U.S. Solicitor General Noel Francisco, opposing the Littler Mendelson petition, said the justices should let lower courts further examine the Janus decision.

“Indeed, lower courts have had just over six months to consider the scope of Janus, and few decisions have yet applied it outside the agency-fee context in which it arose. Further percolation on this issue is plainly warranted,” Francisco wrote.


➤➤ Get employment law news and commentary straight to your in-box with Labor of Law, a new Law.com briefing. Learn more and sign up here.


The case at the high court stems from 2015, when employees at an In-N-Out Burger in Austin wore “Fight for 15” pins on their uniforms.
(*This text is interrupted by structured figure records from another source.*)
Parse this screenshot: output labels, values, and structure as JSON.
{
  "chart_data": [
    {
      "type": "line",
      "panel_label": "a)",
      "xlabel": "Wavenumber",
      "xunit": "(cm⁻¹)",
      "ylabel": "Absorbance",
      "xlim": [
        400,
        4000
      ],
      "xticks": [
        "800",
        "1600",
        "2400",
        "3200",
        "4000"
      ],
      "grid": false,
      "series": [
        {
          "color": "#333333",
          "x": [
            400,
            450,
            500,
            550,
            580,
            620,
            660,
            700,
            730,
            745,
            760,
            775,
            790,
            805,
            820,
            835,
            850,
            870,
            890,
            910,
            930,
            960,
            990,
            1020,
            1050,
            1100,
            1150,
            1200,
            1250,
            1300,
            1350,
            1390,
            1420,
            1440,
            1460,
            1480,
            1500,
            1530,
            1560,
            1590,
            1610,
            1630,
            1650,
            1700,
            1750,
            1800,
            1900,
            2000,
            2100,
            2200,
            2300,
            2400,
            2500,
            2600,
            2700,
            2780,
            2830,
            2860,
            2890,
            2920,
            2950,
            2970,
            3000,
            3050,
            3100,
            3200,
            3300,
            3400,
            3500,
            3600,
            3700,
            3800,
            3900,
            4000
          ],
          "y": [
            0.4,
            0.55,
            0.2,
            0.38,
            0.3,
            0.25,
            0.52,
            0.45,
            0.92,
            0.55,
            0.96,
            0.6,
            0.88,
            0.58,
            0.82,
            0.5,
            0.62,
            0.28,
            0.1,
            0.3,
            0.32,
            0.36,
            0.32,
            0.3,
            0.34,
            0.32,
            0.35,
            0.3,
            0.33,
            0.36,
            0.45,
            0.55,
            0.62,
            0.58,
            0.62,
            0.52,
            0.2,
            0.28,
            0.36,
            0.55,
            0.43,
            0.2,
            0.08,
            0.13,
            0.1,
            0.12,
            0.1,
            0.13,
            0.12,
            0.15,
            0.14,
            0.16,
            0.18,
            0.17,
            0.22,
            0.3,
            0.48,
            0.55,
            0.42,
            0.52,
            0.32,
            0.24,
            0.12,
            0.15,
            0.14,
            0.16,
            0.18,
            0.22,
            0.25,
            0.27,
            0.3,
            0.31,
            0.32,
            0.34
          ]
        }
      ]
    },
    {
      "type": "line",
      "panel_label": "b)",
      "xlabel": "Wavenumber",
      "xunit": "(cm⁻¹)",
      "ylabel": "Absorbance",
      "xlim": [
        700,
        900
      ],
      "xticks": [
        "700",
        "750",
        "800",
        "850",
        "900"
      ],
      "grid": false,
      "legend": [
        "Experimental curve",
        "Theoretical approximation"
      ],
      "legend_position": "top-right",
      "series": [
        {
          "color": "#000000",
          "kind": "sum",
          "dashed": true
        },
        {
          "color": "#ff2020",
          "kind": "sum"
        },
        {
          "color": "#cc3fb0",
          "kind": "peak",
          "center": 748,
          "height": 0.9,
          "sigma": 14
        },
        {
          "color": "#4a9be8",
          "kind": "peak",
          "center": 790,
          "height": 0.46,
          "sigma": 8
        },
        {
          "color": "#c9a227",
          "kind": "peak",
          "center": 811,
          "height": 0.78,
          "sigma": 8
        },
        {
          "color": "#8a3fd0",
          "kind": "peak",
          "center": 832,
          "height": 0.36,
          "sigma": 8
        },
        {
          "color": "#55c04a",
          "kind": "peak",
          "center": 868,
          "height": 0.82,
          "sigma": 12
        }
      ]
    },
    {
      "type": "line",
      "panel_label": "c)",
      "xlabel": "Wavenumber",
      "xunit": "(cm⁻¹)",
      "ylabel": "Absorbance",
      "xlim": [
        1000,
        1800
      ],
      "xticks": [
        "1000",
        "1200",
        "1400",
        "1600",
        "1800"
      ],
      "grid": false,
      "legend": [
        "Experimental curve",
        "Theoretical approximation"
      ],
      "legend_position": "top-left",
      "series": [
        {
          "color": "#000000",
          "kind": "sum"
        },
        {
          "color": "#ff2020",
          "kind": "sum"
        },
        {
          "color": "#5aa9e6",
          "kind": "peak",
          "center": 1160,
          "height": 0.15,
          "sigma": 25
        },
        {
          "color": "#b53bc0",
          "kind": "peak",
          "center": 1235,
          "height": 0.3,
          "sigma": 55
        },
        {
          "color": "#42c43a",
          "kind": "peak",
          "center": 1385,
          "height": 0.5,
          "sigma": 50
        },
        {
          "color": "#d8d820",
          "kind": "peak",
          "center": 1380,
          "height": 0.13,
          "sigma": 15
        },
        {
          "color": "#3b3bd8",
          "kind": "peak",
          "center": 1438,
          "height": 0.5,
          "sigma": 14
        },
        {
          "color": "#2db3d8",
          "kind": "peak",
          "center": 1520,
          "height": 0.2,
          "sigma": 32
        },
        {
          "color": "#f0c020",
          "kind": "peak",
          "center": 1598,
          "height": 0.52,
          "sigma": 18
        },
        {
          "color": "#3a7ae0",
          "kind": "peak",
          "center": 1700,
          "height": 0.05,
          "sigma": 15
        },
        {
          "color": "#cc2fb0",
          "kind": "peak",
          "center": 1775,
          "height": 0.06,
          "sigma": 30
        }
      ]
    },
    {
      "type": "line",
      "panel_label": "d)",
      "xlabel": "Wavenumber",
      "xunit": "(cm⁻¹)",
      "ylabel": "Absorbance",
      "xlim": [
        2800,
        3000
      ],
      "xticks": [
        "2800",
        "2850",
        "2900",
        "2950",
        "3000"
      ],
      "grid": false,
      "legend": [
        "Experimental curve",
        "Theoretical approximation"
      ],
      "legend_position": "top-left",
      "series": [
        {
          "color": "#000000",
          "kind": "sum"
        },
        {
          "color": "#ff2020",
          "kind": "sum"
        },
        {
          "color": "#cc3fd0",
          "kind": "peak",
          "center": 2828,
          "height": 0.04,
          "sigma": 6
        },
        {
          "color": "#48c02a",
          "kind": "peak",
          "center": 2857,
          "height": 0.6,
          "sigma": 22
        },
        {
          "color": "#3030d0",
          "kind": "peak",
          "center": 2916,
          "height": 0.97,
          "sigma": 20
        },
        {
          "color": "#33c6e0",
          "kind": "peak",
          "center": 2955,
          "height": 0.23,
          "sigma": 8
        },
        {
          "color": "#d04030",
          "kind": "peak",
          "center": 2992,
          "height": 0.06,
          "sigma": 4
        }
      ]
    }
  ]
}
The company argued that its employees are subject to uniform rules that prevent any type of pin or sticker.

The Fifth Circuit noted that the restaurant chain requires its employees to wear company-issued buttons twice a year, one for Christmas holiday and another that solicits donations to the In-N-Out foundation focusing on preventing child abuse and neglect. “As the board observed, the Christmas and In-N-Out Foundation buttons are appreciably larger and 'significantly more conspicuous' than the 'Fight for $15' buttons,” the appeals court said.

The Justice Department said the National Labor Relations Board “and the court of appeals correctly applied settled law to the facts of this case.” The department and NLRB, quoting a 1945 Supreme Court ruling, said the “right of employees to wear union insignia” or apparel related to issues such as wages or working conditions “has long been recognized as a reasonable and legitimate form of union activity.”

Littler Mendelson's Sarchet said in his petition that “whatever the merits of the board's compelling employers to allow associates to convey such a pro union message prior to Janus, that policy must be revisited now to avoid violation of employer first amendment rights.”

State and federal courts are still exploring the reach of the Supreme Court's decision in Janus.

The Justice Department, then under the leadership of Attorney General Jeff Sessions, had urged the justices to overturn decades-old precedent to rule that public-sector unions could not force nonmembers to pay “fair share fees.” The divided Supreme Court, led by Justice Samuel Alito Jr., concluded those fees violated the First Amendment speech rights of nonunion members.

The In-N-Out Burger dispute at the Supreme Court has not been set for any conference, and any decision on whether the case will be taken up could be months away.